Furthermore, my want for an easy way to version-control my ledger eliminates candidates like GNUCash, which make use of XML or other hard-to-version file format. The power of plain text accounting is that it is at once easy to read, write, and version, but also that I can feel confident that I will still be able to access my data in 20 years.

So, at this, point we’re pretty much reduced to one of the plain text accounting software offerings. So why did I go with beancount rather than ledger or hledger ? There are three main factors which led me to this decision:

  • beancount has a wonderful documentation, specifically, I was first introduced to the idea of double-entry accounting in its documentation.
  • I read the author’s reasoning for writing beancount instead of using ledger and hledger: I found him very reasonable, and agreed with a lot of his ideas (especially about being simpler, stricter, and being independent of any transaction ordering)
  • finally, I grok python: I can dive in the source code to understand what is being done and why, I can write a few lines and submit a PR if I feel like something is missing from the base package, I can write a plug-in to customize it my exact liking.

So how do I use it?

I have only recently started using beancount, after having it been on my TODO list for 6 months. As a New Year’s resolution, I finally decided to bite the bullet and start seriously using it.

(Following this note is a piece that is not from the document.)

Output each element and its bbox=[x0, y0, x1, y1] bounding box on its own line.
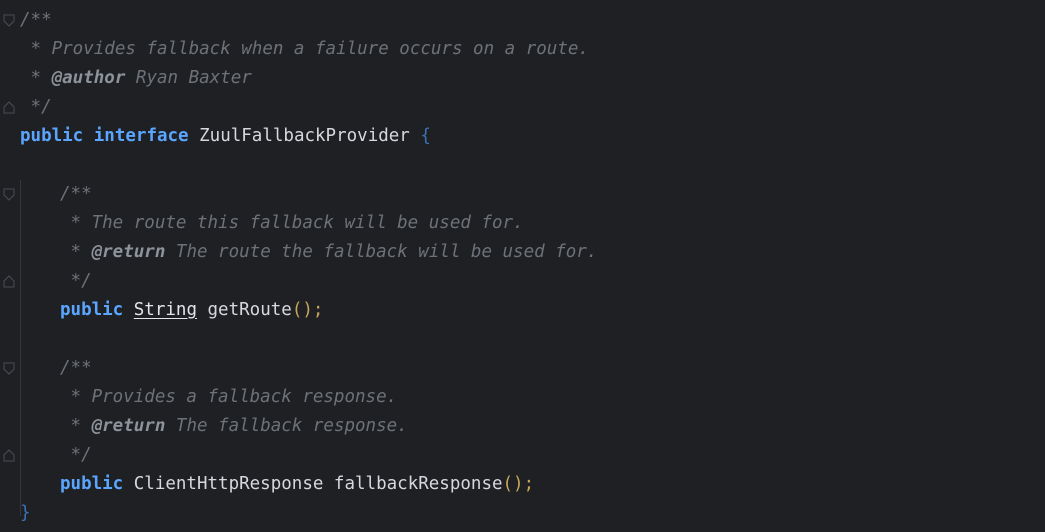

The first step was importing a backlog of transactions: I opened accounts to represent my checking account, my cash on hand, my scrooge account (a special service used by the TAs to trade money between each other and buy snacks), and typed up how much money I had in each one. Importing the backlog allows me to both give some context to the amount of money I am currently holding, and have a representative set of transactions to open expense accounts and start categorising my spending.

The second step was setting up fava, which is a web-UI for beancount. This allows me to check on my accounts from any point on Earth. This meant that I had to setup syncing for my ledger file between devices, for which I am using syncthing. I have also had to make sure nobody could access the fava interface, I have accomplished the task with the help of Authelia, which I had already deployed on my server to access the syncthing interface securely.

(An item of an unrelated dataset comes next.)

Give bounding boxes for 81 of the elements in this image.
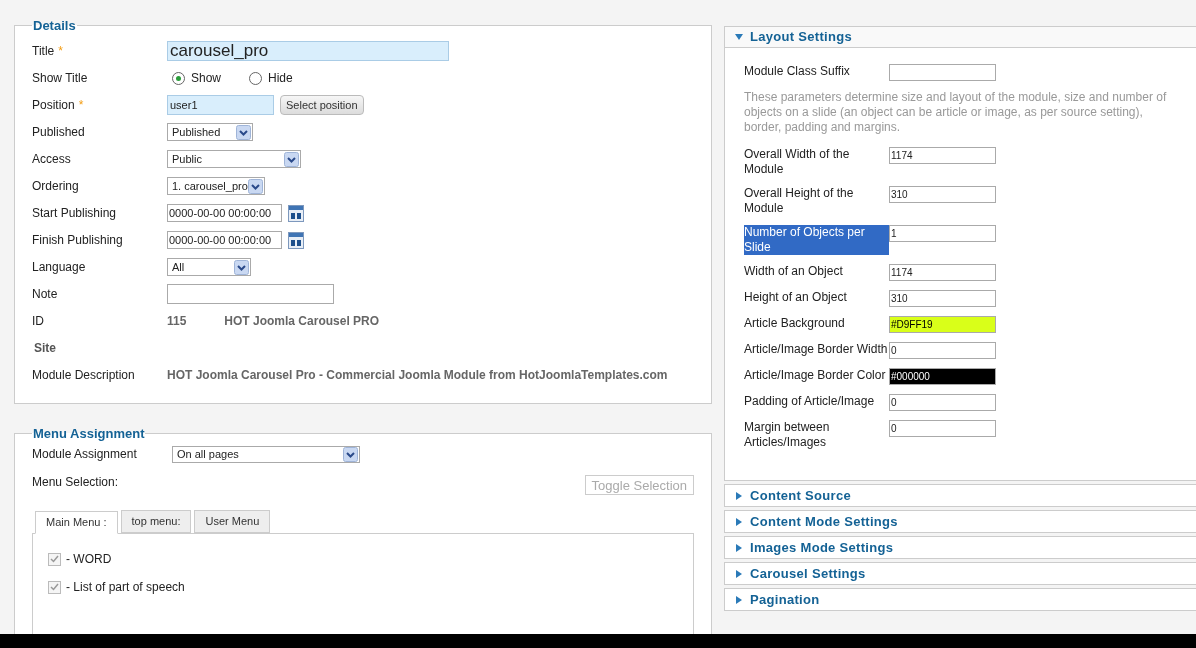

Finally I setup a git repository, added a git hook to make sure my ledger was balanced, as well as a custom hook to make sure that it was formatted.

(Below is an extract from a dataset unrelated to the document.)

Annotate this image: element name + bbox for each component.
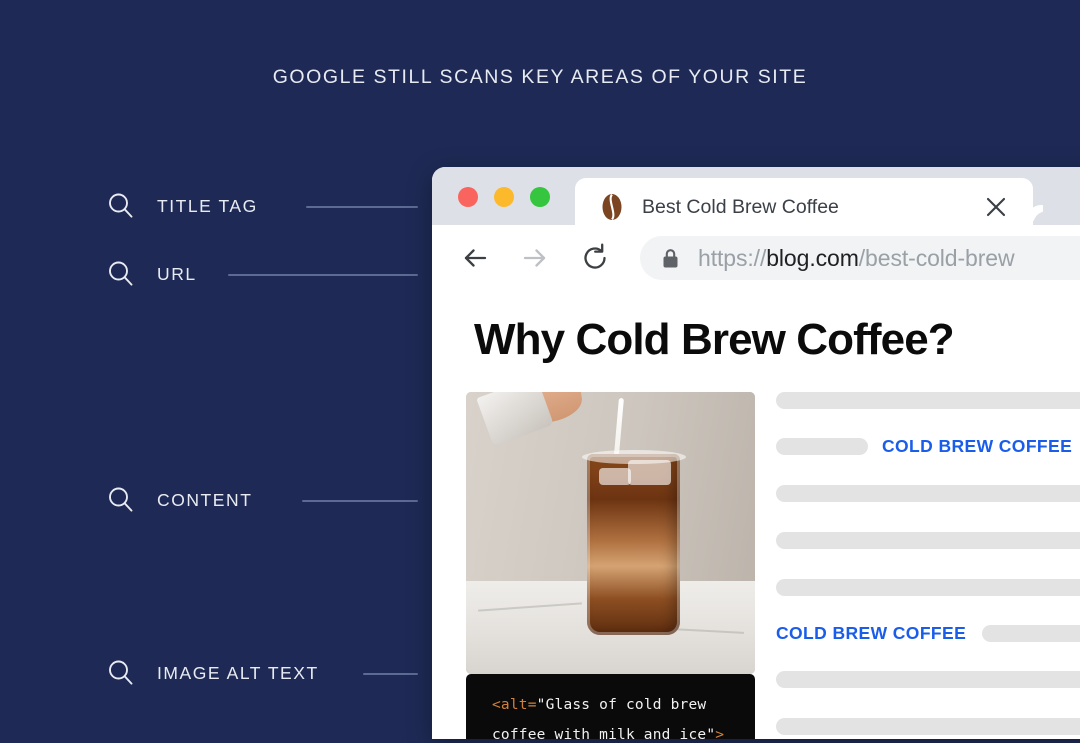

I am now able to input my transactions on the go using the beancount android app, and regularly using my computer to tidy them up and commit them to the repository.

What’s next?

After all this work, the journey is still not done. It turns out that accounting is kind of addictive. I am yet to be accounting for my taxes from my pay slips, and still need to start tracking my Livret A opened by my parents, PEE opened by EPITA, and other future investments.

Finally, I will never be done with accounting, as there are only two things in life that are for certain: death and taxes, and only one of them is a one-time-thing.